Friday, October 22, 2010

Sweet Potato Surprise

All the rain this week reminded me that I wanted to grow more winter wheat this year. The point of the crop is to utilize the free water and spare growing space- there's only so much cabbage and beets I can convince my kids to eat- to at least produce some kind of crop, even if all I use it for is to amuse the chickens. (While I could thresh and winnow the grain and use it for breadmaking, it is much easier to just give the matured stalks to the chickens and let them do their thing with it. It's funny to watch, and it's that much less feed I need to give them.)

One of the sections of garden I wanted to plant was used over the summer to grow a sweet potato vine. I had planted it meaning to grow sweet potatoes, of course. I was told that the vine would put down roots along the length of the vine, and form new tubers at these locations. Well, mine never did. It produced plenty of foliage, which the rabbits really enjoyed eating when I finally got tired of it spreading everywhere, but it never rooted anywhere but where I had planted the original chunk of rooted tuber. So when the weather turned, I ripped up the vine, turned it over to the rabbits, and made a mental note that sweet potatoes had not been a success, at least not in a mild-summered year.
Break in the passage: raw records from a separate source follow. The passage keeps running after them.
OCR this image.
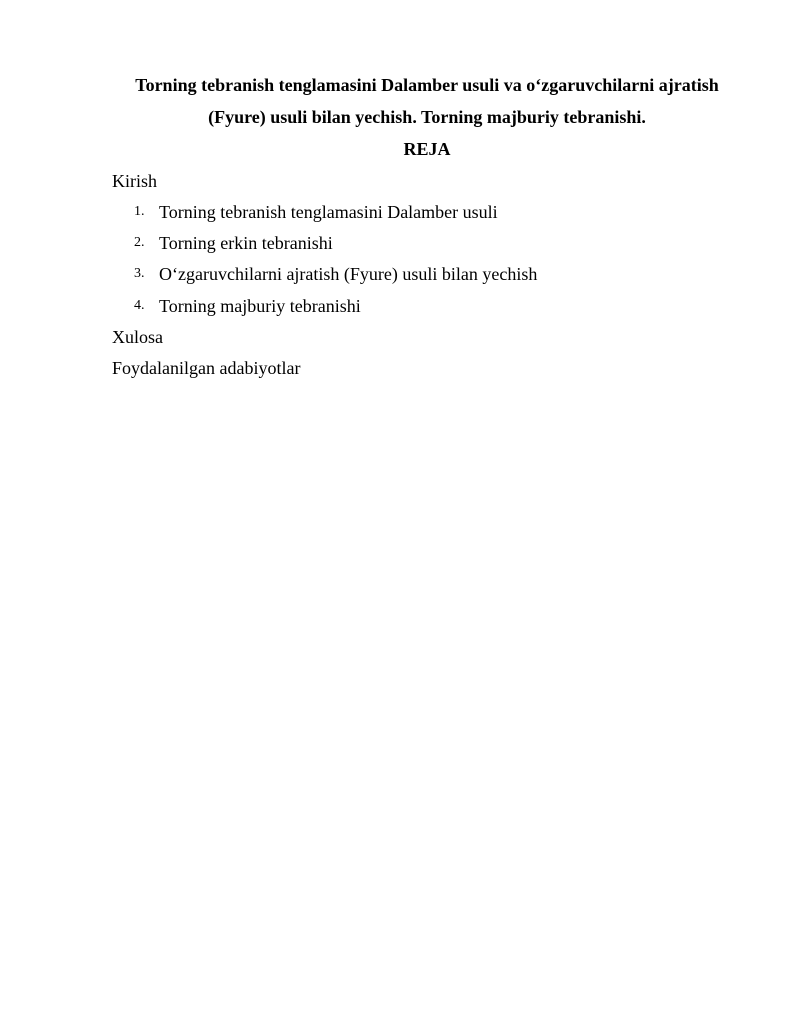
Torning tebranish tenglamasini Dalamber usuli va o‘zgaruvchilarni ajratish
(Fyure) usuli bilan yechish. Torning majburiy tebranishi.
REJA
Kirish
1. Torning tebranish tenglamasini Dalamber usuli
2. Torning erkin tebranishi
3. O‘zgaruvchilarni ajratish (Fyure) usuli bilan yechish
4. Torning majburiy tebranishi
Xulosa
Foydalanilgan adabiyotlar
I didn't think about it again until Wednesday. That was when I started pulling the accumulated weeds out of the plot to get it ready for seeds. Pulling out a large patch of spotted spurge, I spotted a flash of orange in the dirt.

Hmm. I'd never seen a weed with an orange root, at least, not a BIG one. I got a hand trowel, dug in, and turned up a sweet potato, paler and pinker than the ones I buy in the store, but definitely a sweet potato. I kept digging, moving a little farther out to try not to damage. More sweets! I finally got my pitchfork and probed the several square feet where the vine had been.

By the time I was done, I had edited my mental note. Sweet potatoes may not do as well here as they do down south, but they do just fine. When you take into account the fact that both their roots and their foliage are useful (roots for us, vines for the rabbits), they are downright wonderfully productive.


  1. You've grown broccoli, right? I had never grown it before last winter, but now I solemnly swear I will grow it every winter for the rest of my life. I never knew how incredible broccoli could be until I ate homegrown italian broc.